雑誌
うらやましい限りです
日本の「幸せな会社」ベスト50
史上初の大調査一覧表付き

 多忙でも笑って働く社員がいる。胸が熱くなるような仕事に人生を懸ける社員がいる。日本は「人材」こそが唯一の資源だ。こんな会社がもっと増えれば、キラキラ輝く日本の未来が見えてくる。

「マグロ一筋」の商社マン

 三菱商事社員のAさんのとある一日は、夜も明けきらない午前5時30分から始まる。セリの声が響き渡る東京・築地市場マグロ卸売場。キャップに作業着姿の業者に混じって、マグロの販売動向をつぶさにチェックするのだ。

 水産物で世界最大級の取引規模を誇る同市場には、世界中から集められたマグロが一日あたり1000本ほども並ぶ。その一本一本に目を凝らし、産地、鮮度、大きさなどを確認していると、「マグロの最新事情」が見えてくるという。

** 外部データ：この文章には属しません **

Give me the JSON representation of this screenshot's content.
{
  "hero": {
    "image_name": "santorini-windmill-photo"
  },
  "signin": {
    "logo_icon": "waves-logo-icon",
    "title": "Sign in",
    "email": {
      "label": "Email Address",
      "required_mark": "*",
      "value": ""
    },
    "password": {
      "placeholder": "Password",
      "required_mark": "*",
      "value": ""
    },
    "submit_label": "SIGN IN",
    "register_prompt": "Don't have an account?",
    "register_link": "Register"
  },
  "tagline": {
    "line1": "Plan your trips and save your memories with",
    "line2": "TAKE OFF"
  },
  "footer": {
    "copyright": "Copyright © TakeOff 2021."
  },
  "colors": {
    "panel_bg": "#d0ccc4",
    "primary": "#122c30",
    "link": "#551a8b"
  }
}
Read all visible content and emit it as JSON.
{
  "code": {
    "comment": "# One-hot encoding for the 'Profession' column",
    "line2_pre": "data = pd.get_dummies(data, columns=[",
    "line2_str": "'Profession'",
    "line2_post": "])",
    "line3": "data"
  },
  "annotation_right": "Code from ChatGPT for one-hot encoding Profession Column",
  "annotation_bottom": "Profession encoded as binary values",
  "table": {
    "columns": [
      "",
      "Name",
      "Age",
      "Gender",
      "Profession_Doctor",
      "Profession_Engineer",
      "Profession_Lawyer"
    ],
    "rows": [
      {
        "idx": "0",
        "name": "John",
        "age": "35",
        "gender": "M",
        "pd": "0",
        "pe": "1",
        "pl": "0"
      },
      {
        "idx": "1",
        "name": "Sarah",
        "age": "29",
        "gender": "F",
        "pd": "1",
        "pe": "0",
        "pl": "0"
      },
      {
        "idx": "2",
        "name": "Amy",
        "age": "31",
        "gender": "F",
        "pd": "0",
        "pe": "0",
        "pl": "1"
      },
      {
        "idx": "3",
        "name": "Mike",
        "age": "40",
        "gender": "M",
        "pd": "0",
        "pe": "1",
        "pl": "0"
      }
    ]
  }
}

 約1時間の目利きタイムが終わると、築地市場で新鮮な魚の朝食をガッツリ食らい、そのまま丸の内のオフィスへと向かう。スーツ姿でビシッと決めたエリートサラリーマンが集まる日本最大のオフィス街に、ほんの数時間前まで築地市場にいたという人間は、きっとAさん以外には一人もいない。

 オフィスでの仕事は、ガラリと様相が変わる。

「海外の生産者らとの商談が中心です。よりよいマグロを、より安く買い付ける交渉ですから、それは白熱した交渉ばかりです。しかも、われわれの取引相手は世界中の企業ですから、胆力勝負。ただ、交渉が合意した後は、相手先と仲良くトコトン飲む仲になれる。学生時代に明け暮れたラグビーのノーサイドとまったく同じ感覚です。この瞬間が、何度味わっても気持ちよくて」

 入社以来十数年、マグロ一筋のサラリーマン人生を歩んできた。

「初めての海外出張でマグロの加工凍結船に乗船した時は、毎日マイナス50℃以下の冷凍庫でマグロの積み下ろしをやりました。寒くてきつい作業でしたが、これで『現場』がよく分かった。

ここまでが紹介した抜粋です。